= Diego de Guadalajara expedition =

1654 Spanish Expedition to the Concho River, Texas

The Diego de Guadalajara expedition of 1654 was a Spanish expedition dispatched to follow up on the finding of freshwater pearls from pearl mussels in the Concho River in what is now Texas.
Although results were disappointing, the expedition led to continued contact with the people of the area and then to Spanish settlement in and around San Angelo, Texas.

==Castillo-Martin expedition==

In 1650, Hernando de Ugarte y la Concha, governor of New Mexico, dispatched an expedition from Santa Fe, led by Captains Diego del Castillo and Hernan Martin, to explore what is now north-central Texas.
The Castillo-Martin expedition travelled about 520 mi southeast from Santa Fe along the route that had been taken by Dominican friar Juan de Salas when he visited the Jumano Indians in 1632.
They reached the Concho River, and then what they called the Río de las Perlas ("Pearl River").
They named the Concho River ("river of shells") after the Tampico pearly mussel (Cyrtonaias tampicoensis), which they found there.

Some members of the expedition went another 130 mi southeast until they came to the boundary of the large and populous territory of the Tejas Indians, but did not continue further because they were unsure of how they would be received.
The Tejas chief heard of the Spanish presence and sent an envoy to meet with them.
The expedition remained in the region for six months, and collected samples of the freshwater pearls.
These were sent to Luis Enríquez de Guzmán, 9th Count of Alba de Liste and viceroy of New Spain, and were part of the reason for the subsequent Guadalajara expedition.

==Guadalajara expedition==

The Diego de Guadalajara entrada (expedition) was launched in 1654 to follow up on Castillo's findings.
The expedition probably set out before Easter of 1654, led by Sergeant Major Diego de Gaulalajara and including 30 soldiers and 200 Christian Indians, and travelled to the Concho River in Jumano country as had the previous expedition.
According to Christoval de Anaya, speaking in 1663 when on trial for heresy, the expedition traveled 300 leagues east for nine months through country inhabited by friendly but non-Christian Indians.

The main body of the expedition remained on the Concho, encamping among the Jumanos.
The Jumanos were recruited to harvest mussels in the hope that they would contain gem-quality pearls.
Meanwhile, Captain Andrés López travelled with a party of 12 soldiers about 80 mi east, where they found a ranchería of "Cuitao" (Note: The Cuitao are only mentioned in 17th-century records.

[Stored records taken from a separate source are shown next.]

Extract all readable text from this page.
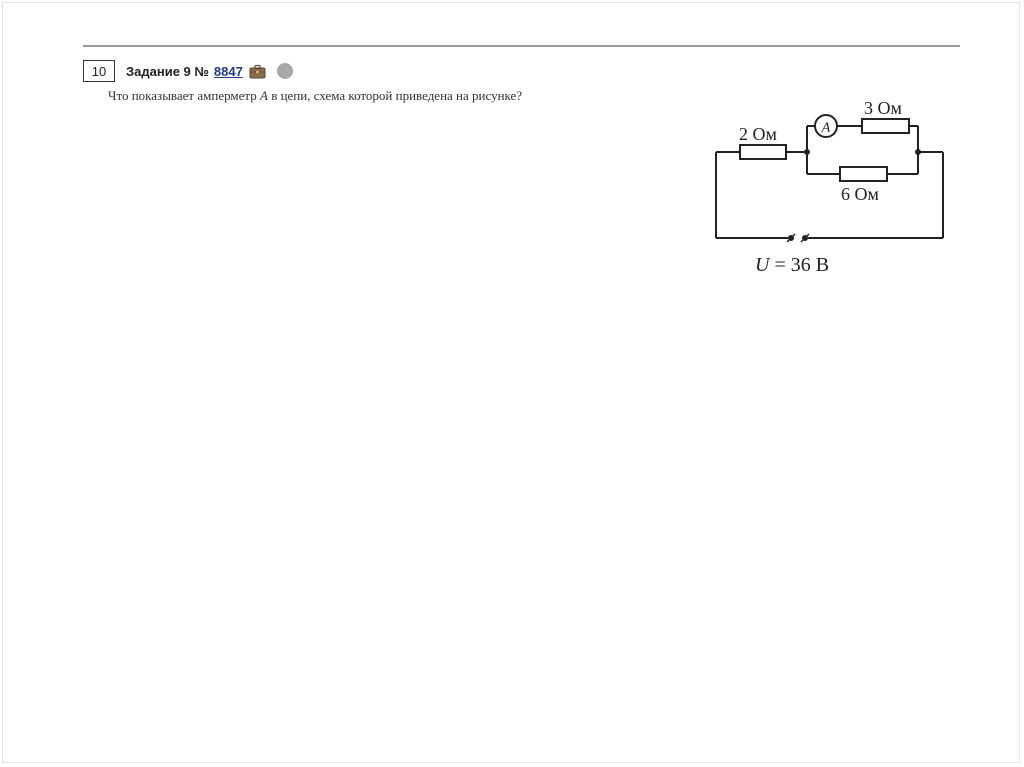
10	Задание 9 № 8847
Что показывает амперметр A в цепи, схема которой приведена на рисунке?
2 Ом
3 Ом
6 Ом
A
U = 36 В
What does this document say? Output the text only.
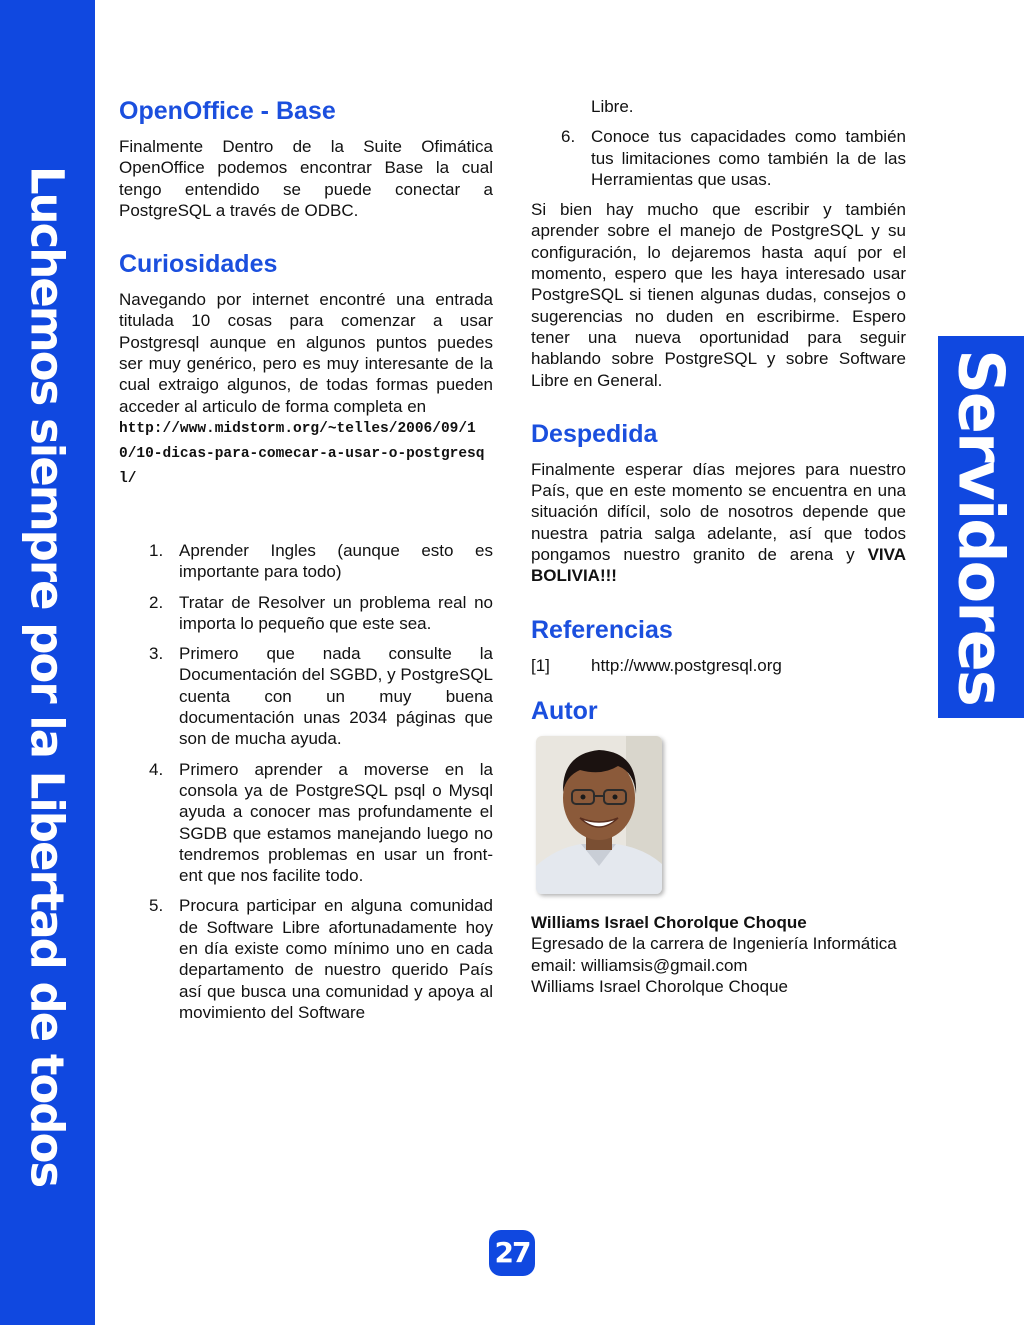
Luchemos siempre por la Libertad de todos	Servidores
OpenOffice - Base

Finalmente Dentro de la Suite Ofimática OpenOffice podemos encontrar Base la cual tengo entendido se puede conectar a PostgreSQL a través de ODBC.

Curiosidades

Navegando por internet encontré una entrada titulada 10 cosas para comenzar a usar Postgresql aunque en algunos puntos puedes ser muy genérico, pero es muy interesante de la cual extraigo algunos, de todas formas pueden acceder al articulo de forma completa en

http://www.midstorm.org/~telles/2006/09/10/10-dicas-para-comecar-a-usar-o-postgresql/
1. Aprender Ingles (aunque esto es importante para todo)
2. Tratar de Resolver un problema real no importa lo pequeño que este sea.
3. Primero que nada consulte la Documentación del SGBD, y PostgreSQL cuenta con un muy buena documentación unas 2034 páginas que son de mucha ayuda.
4. Primero aprender a moverse en la consola ya de PostgreSQL psql o Mysql ayuda a conocer mas profundamente el SGDB que estamos manejando luego no tendremos problemas en usar un front-ent que nos facilite todo.
5. Procura participar en alguna comunidad de Software Libre afortunadamente hoy en día existe como mínimo uno en cada departamento de nuestro querido País así que busca una comunidad y apoya al movimiento del Software
Libre.
6. Conoce tus capacidades como también tus limitaciones como también la de las Herramientas que usas.

Si bien hay mucho que escribir y también aprender sobre el manejo de PostgreSQL y su configuración, lo dejaremos hasta aquí por el momento, espero que les haya interesado usar PostgreSQL si tienen algunas dudas, consejos o sugerencias no duden en escribirme. Espero tener una nueva oportunidad para seguir hablando sobre PostgreSQL y sobre Software Libre en General.

Despedida

Finalmente esperar días mejores para nuestro País, que en este momento se encuentra en una situación difícil, solo de nosotros depende que nuestra patria salga adelante, así que todos pongamos nuestro granito de arena y VIVA BOLIVIA!!!

Referencias
[1]	http://www.postgresql.org
Autor
Williams Israel Chorolque Choque

Egresado de la carrera de Ingeniería Informática

email: williamsis@gmail.com
Williams Israel Chorolque Choque
27
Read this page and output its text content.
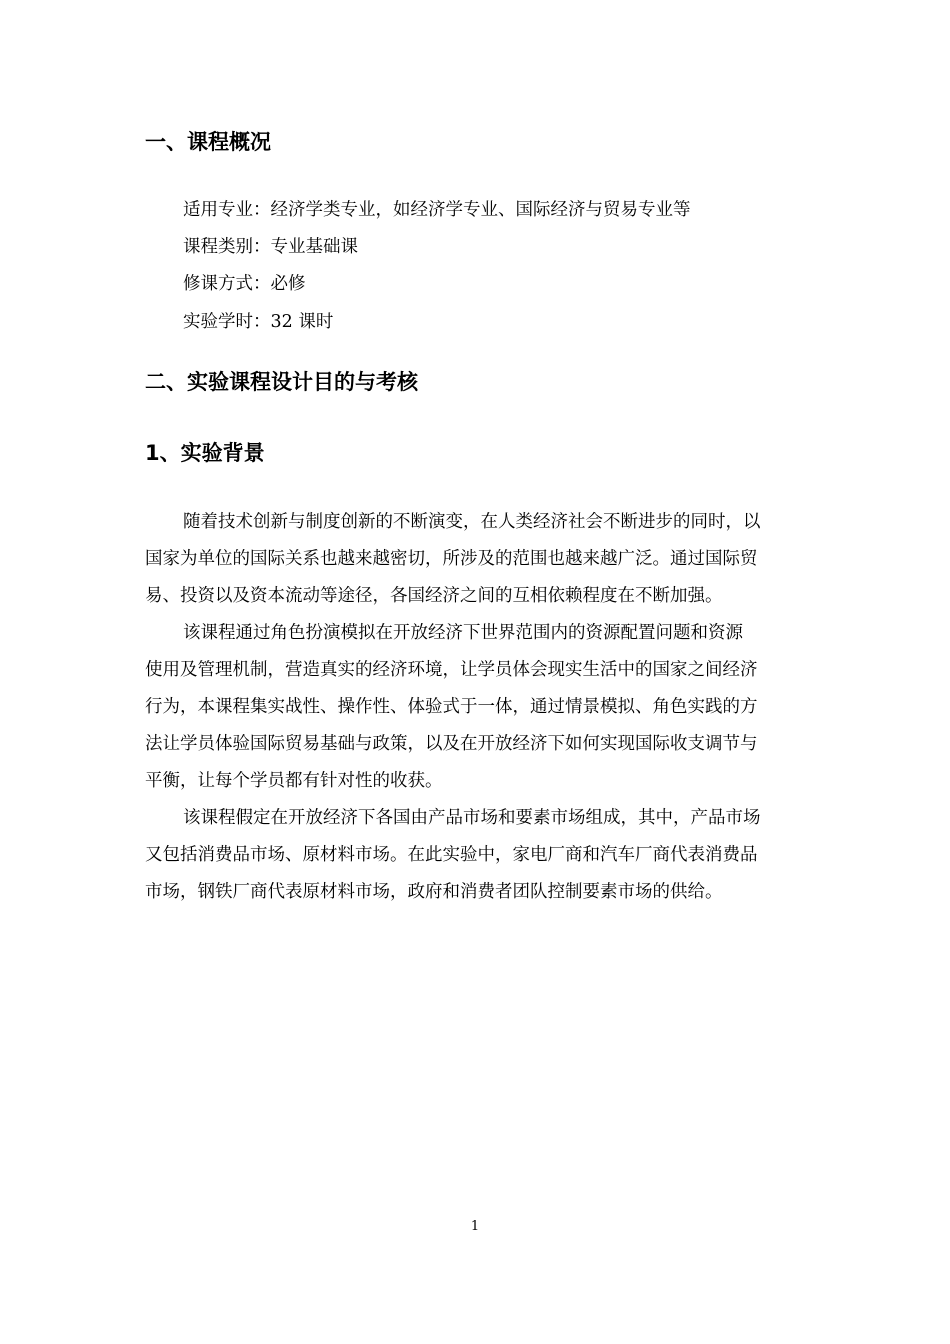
一、课程概况
适用专业：经济学类专业，如经济学专业、国际经济与贸易专业等
课程类别：专业基础课
修课方式：必修
实验学时：32 课时
二、实验课程设计目的与考核
1、实验背景
随着技术创新与制度创新的不断演变，在人类经济社会不断进步的同时，以
国家为单位的国际关系也越来越密切，所涉及的范围也越来越广泛。通过国际贸
易、投资以及资本流动等途径，各国经济之间的互相依赖程度在不断加强。
该课程通过角色扮演模拟在开放经济下世界范围内的资源配置问题和资源
使用及管理机制，营造真实的经济环境，让学员体会现实生活中的国家之间经济
行为，本课程集实战性、操作性、体验式于一体，通过情景模拟、角色实践的方
法让学员体验国际贸易基础与政策，以及在开放经济下如何实现国际收支调节与
平衡，让每个学员都有针对性的收获。
该课程假定在开放经济下各国由产品市场和要素市场组成，其中，产品市场
又包括消费品市场、原材料市场。在此实验中，家电厂商和汽车厂商代表消费品
市场，钢铁厂商代表原材料市场，政府和消费者团队控制要素市场的供给。
1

They may well have been Wichita people.) people.
They fought these people and took 200 prisoners, with 200 bundles of animal skins.
When the López party rejoined the main expedition, the combined force returned to Santa Fe with their rich haul of pelts and slaves.

==Results==

The expedition had found far fewer pearls than they had expected, but the Spanish had become interested in the region.
No records remain of specific expeditions during the next 30 years, but the Mexican archives hold evidence that many trading journeys were undertaken.
The Spanish probably exchanged iron tools and horses for pelts and buffalo meat.
Juan Domínguez de Mendoza, who had been a member of the 1654 Guadalajara expedition, led another expedition into the area in 1683-1684.
The Spanish built missions, and eventually built the town of San Angelo.
In modern times, a fishery still exists for the mussels and their pearls.